Liver, wedge biopsy:
-- Diffuse severe lobular cholestasis and hepatocellular degeneration associated with a decreased number of portal bile ducts, most compatible with paucity of bile ducts (intrahepatic biliary atresia).
-- No granuloma, ascending cholangitis or biliary cystic ectasia
-- Mild portal fibrosis
-- See microscopic description and Note
Microscopic Description and Note: Sections reveal generous fragments of subcapsular region of the liver with an adequate numbers of portal tracts for evaluation. There is an apparent decrease in the number of bile ducts in these portal tract (less than 0.5 bile ducts per portal tract) with (compensatory) small cholangiolar proliferation. There is a significant mononuclear inflammatory infiltrate (predominantly lymphocytes) at the periphery of the portal tracts. No portal granuloma or ductal bile stasis is identified. Mild portal fibrosis is also noted. The lobular architecture is relatively preserved. The hepatic lobules are remarkable for diffuse severe hepatocellular degeneration associated with prominent lobular cholestasis (both cytoplasmic and canalicular type). Rare extra-medullary hematopoiesis is noted in the sinusoids. The paucity of the bile ducts in the portal tracts is confirmed by immunohistochemical stains for CK19. PASD stain for cytoplasmic hyaline globules is negative. Special stain reveals increase insoluble iron deposition predominantly in the interface (peripheral) zone of the lobule, graded 1-2 out of 4. Rhodamine stain for copper binding protein is negative.

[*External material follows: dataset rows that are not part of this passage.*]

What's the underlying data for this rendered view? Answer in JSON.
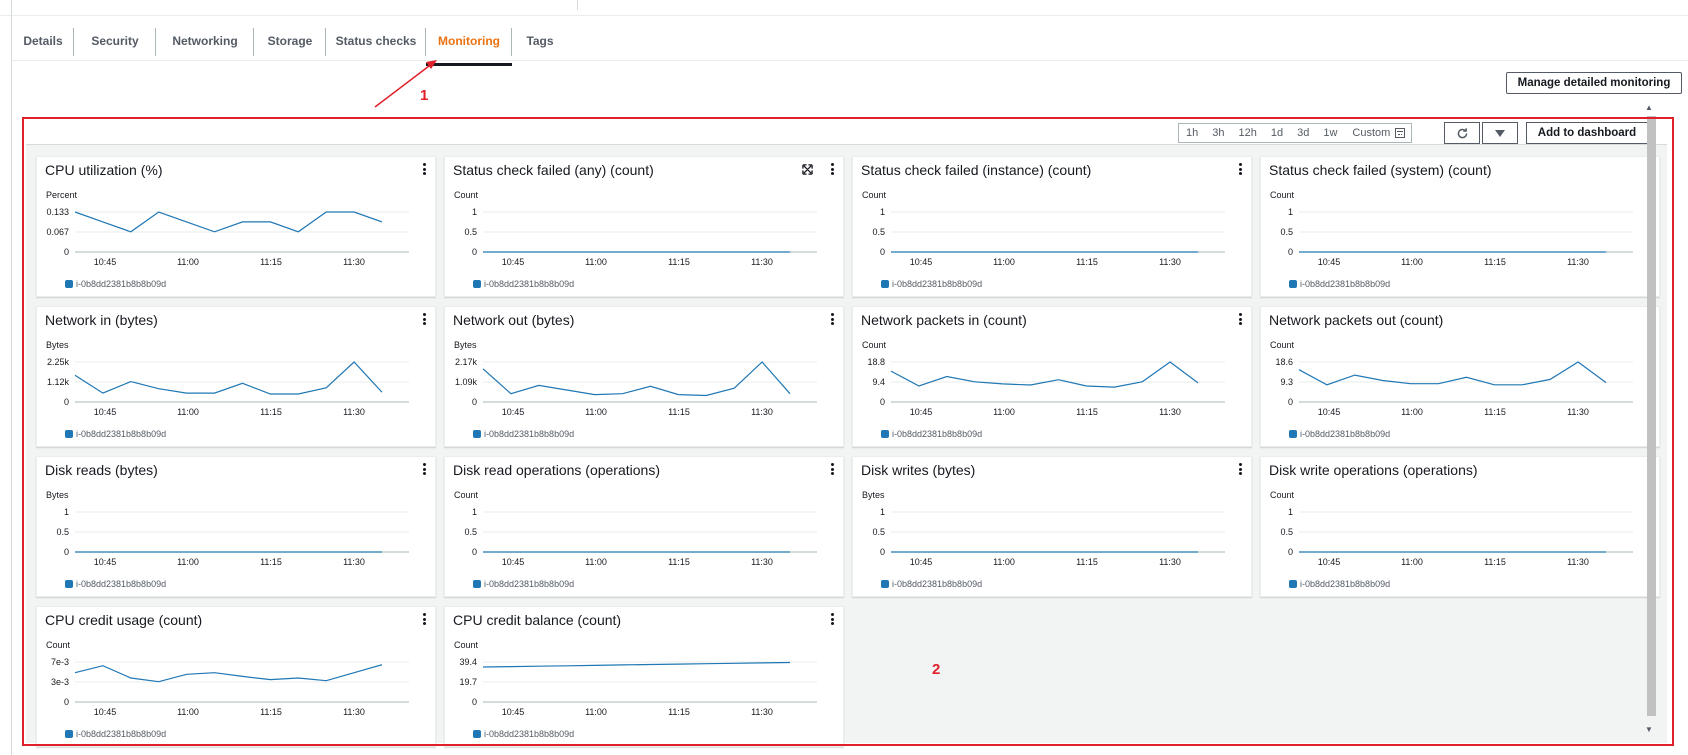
{
  "tabs": [
    {
      "label": "Details",
      "active": false
    },
    {
      "label": "Security",
      "active": false
    },
    {
      "label": "Networking",
      "active": false
    },
    {
      "label": "Storage",
      "active": false
    },
    {
      "label": "Status checks",
      "active": false
    },
    {
      "label": "Monitoring",
      "active": true
    },
    {
      "label": "Tags",
      "active": false
    }
  ],
  "manage_button": "Manage detailed monitoring",
  "annotations": {
    "arrow_label": "1",
    "box_label": "2"
  },
  "toolbar": {
    "ranges": [
      "1h",
      "3h",
      "12h",
      "1d",
      "3d",
      "1w"
    ],
    "custom_label": "Custom",
    "add_to_dashboard": "Add to dashboard",
    "icons": {
      "refresh": "refresh-icon",
      "dropdown": "caret-down-icon",
      "calendar": "calendar-icon"
    }
  },
  "colors": {
    "series": "#1f77b4",
    "accent": "#ec7211",
    "annotation": "#e0202a"
  },
  "legend_label": "i-0b8dd2381b8b8b09d",
  "x_ticks": [
    "10:45",
    "11:00",
    "11:15",
    "11:30"
  ],
  "chart_data": [
    {
      "type": "line",
      "title": "CPU utilization (%)",
      "ylabel": "Percent",
      "yticks": [
        "0.133",
        "0.067",
        "0"
      ],
      "ylim": [
        0,
        0.133
      ],
      "series": [
        {
          "name": "i-0b8dd2381b8b8b09d",
          "values": [
            0.133,
            0.1,
            0.067,
            0.133,
            0.1,
            0.067,
            0.1,
            0.1,
            0.067,
            0.133,
            0.133,
            0.1
          ]
        }
      ]
    },
    {
      "type": "line",
      "title": "Status check failed (any) (count)",
      "ylabel": "Count",
      "yticks": [
        "1",
        "0.5",
        "0"
      ],
      "ylim": [
        0,
        1
      ],
      "expandable": true,
      "series": [
        {
          "name": "i-0b8dd2381b8b8b09d",
          "values": [
            0,
            0,
            0,
            0,
            0,
            0,
            0,
            0,
            0,
            0,
            0,
            0
          ]
        }
      ]
    },
    {
      "type": "line",
      "title": "Status check failed (instance) (count)",
      "ylabel": "Count",
      "yticks": [
        "1",
        "0.5",
        "0"
      ],
      "ylim": [
        0,
        1
      ],
      "series": [
        {
          "name": "i-0b8dd2381b8b8b09d",
          "values": [
            0,
            0,
            0,
            0,
            0,
            0,
            0,
            0,
            0,
            0,
            0,
            0
          ]
        }
      ]
    },
    {
      "type": "line",
      "title": "Status check failed (system) (count)",
      "ylabel": "Count",
      "yticks": [
        "1",
        "0.5",
        "0"
      ],
      "ylim": [
        0,
        1
      ],
      "series": [
        {
          "name": "i-0b8dd2381b8b8b09d",
          "values": [
            0,
            0,
            0,
            0,
            0,
            0,
            0,
            0,
            0,
            0,
            0,
            0
          ]
        }
      ]
    },
    {
      "type": "line",
      "title": "Network in (bytes)",
      "ylabel": "Bytes",
      "yticks": [
        "2.25k",
        "1.12k",
        "0"
      ],
      "ylim": [
        0,
        2250
      ],
      "series": [
        {
          "name": "i-0b8dd2381b8b8b09d",
          "values": [
            1500,
            500,
            1150,
            750,
            500,
            500,
            1050,
            450,
            450,
            800,
            2250,
            550
          ]
        }
      ]
    },
    {
      "type": "line",
      "title": "Network out (bytes)",
      "ylabel": "Bytes",
      "yticks": [
        "2.17k",
        "1.09k",
        "0"
      ],
      "ylim": [
        0,
        2170
      ],
      "series": [
        {
          "name": "i-0b8dd2381b8b8b09d",
          "values": [
            1800,
            450,
            900,
            650,
            400,
            450,
            850,
            400,
            350,
            750,
            2170,
            450
          ]
        }
      ]
    },
    {
      "type": "line",
      "title": "Network packets in (count)",
      "ylabel": "Count",
      "yticks": [
        "18.8",
        "9.4",
        "0"
      ],
      "ylim": [
        0,
        18.8
      ],
      "series": [
        {
          "name": "i-0b8dd2381b8b8b09d",
          "values": [
            14.5,
            7.5,
            12,
            9.5,
            8.5,
            8,
            10.5,
            7.5,
            7,
            9.5,
            18.8,
            9
          ]
        }
      ]
    },
    {
      "type": "line",
      "title": "Network packets out (count)",
      "ylabel": "Count",
      "yticks": [
        "18.6",
        "9.3",
        "0"
      ],
      "ylim": [
        0,
        18.6
      ],
      "series": [
        {
          "name": "i-0b8dd2381b8b8b09d",
          "values": [
            15,
            8,
            12.5,
            10,
            8.5,
            8.5,
            11.5,
            8,
            8,
            10.5,
            18.6,
            9
          ]
        }
      ]
    },
    {
      "type": "line",
      "title": "Disk reads (bytes)",
      "ylabel": "Bytes",
      "yticks": [
        "1",
        "0.5",
        "0"
      ],
      "ylim": [
        0,
        1
      ],
      "series": [
        {
          "name": "i-0b8dd2381b8b8b09d",
          "values": [
            0,
            0,
            0,
            0,
            0,
            0,
            0,
            0,
            0,
            0,
            0,
            0
          ]
        }
      ]
    },
    {
      "type": "line",
      "title": "Disk read operations (operations)",
      "ylabel": "Count",
      "yticks": [
        "1",
        "0.5",
        "0"
      ],
      "ylim": [
        0,
        1
      ],
      "series": [
        {
          "name": "i-0b8dd2381b8b8b09d",
          "values": [
            0,
            0,
            0,
            0,
            0,
            0,
            0,
            0,
            0,
            0,
            0,
            0
          ]
        }
      ]
    },
    {
      "type": "line",
      "title": "Disk writes (bytes)",
      "ylabel": "Bytes",
      "yticks": [
        "1",
        "0.5",
        "0"
      ],
      "ylim": [
        0,
        1
      ],
      "series": [
        {
          "name": "i-0b8dd2381b8b8b09d",
          "values": [
            0,
            0,
            0,
            0,
            0,
            0,
            0,
            0,
            0,
            0,
            0,
            0
          ]
        }
      ]
    },
    {
      "type": "line",
      "title": "Disk write operations (operations)",
      "ylabel": "Count",
      "yticks": [
        "1",
        "0.5",
        "0"
      ],
      "ylim": [
        0,
        1
      ],
      "series": [
        {
          "name": "i-0b8dd2381b8b8b09d",
          "values": [
            0,
            0,
            0,
            0,
            0,
            0,
            0,
            0,
            0,
            0,
            0,
            0
          ]
        }
      ]
    },
    {
      "type": "line",
      "title": "CPU credit usage (count)",
      "ylabel": "Count",
      "yticks": [
        "7e-3",
        "3e-3",
        "0"
      ],
      "ylim": [
        0,
        0.0075
      ],
      "series": [
        {
          "name": "i-0b8dd2381b8b8b09d",
          "values": [
            0.0055,
            0.0068,
            0.0045,
            0.0038,
            0.0052,
            0.0055,
            0.0048,
            0.0042,
            0.0045,
            0.004,
            0.0055,
            0.007
          ]
        }
      ]
    },
    {
      "type": "line",
      "title": "CPU credit balance (count)",
      "ylabel": "Count",
      "yticks": [
        "39.4",
        "19.7",
        "0"
      ],
      "ylim": [
        0,
        39.4
      ],
      "series": [
        {
          "name": "i-0b8dd2381b8b8b09d",
          "values": [
            34.5,
            34.9,
            35.3,
            35.7,
            36.1,
            36.5,
            36.9,
            37.3,
            37.7,
            38.1,
            38.5,
            38.9
          ]
        }
      ]
    }
  ]
}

Given the patient's age and hepatic enzyme profile (predominantly as biliary obstructive pattern), the histologic findings are most compatible with the diagnosis of intrahepatic biliary atresia (paucity of ducts syndrome). The differential diagnosis of alpha-1 antitrypsin deficiency, extra-hepatic biliary atresia, congenital hemochromatosis and Wilson's disease are also entertained but are essentially excluded by the combined histological, immunohistochemical and clinical findings. Distinction of syndromic (Alagile's) from nonsyndromic intrahepatic biliary atresia cannot be made at this early stage histologically. Correlation with findings of physical exam and spine imaging would be more helpful. Genetic study of JAGGED-1 (JAG-1) may be considered if also clinically indicated.
Editor's comment:
Including such a long microscopic description and note may seem to contradict recommended report guidelines. However, for pathology diagnosis infrequently encountered (in your own practice), unfamiliar to your colleagues (or yourself), unexpected to the referring clinician, a well structure description with focus on diagnostic features, key ancillary studies and main DDx is very helpful.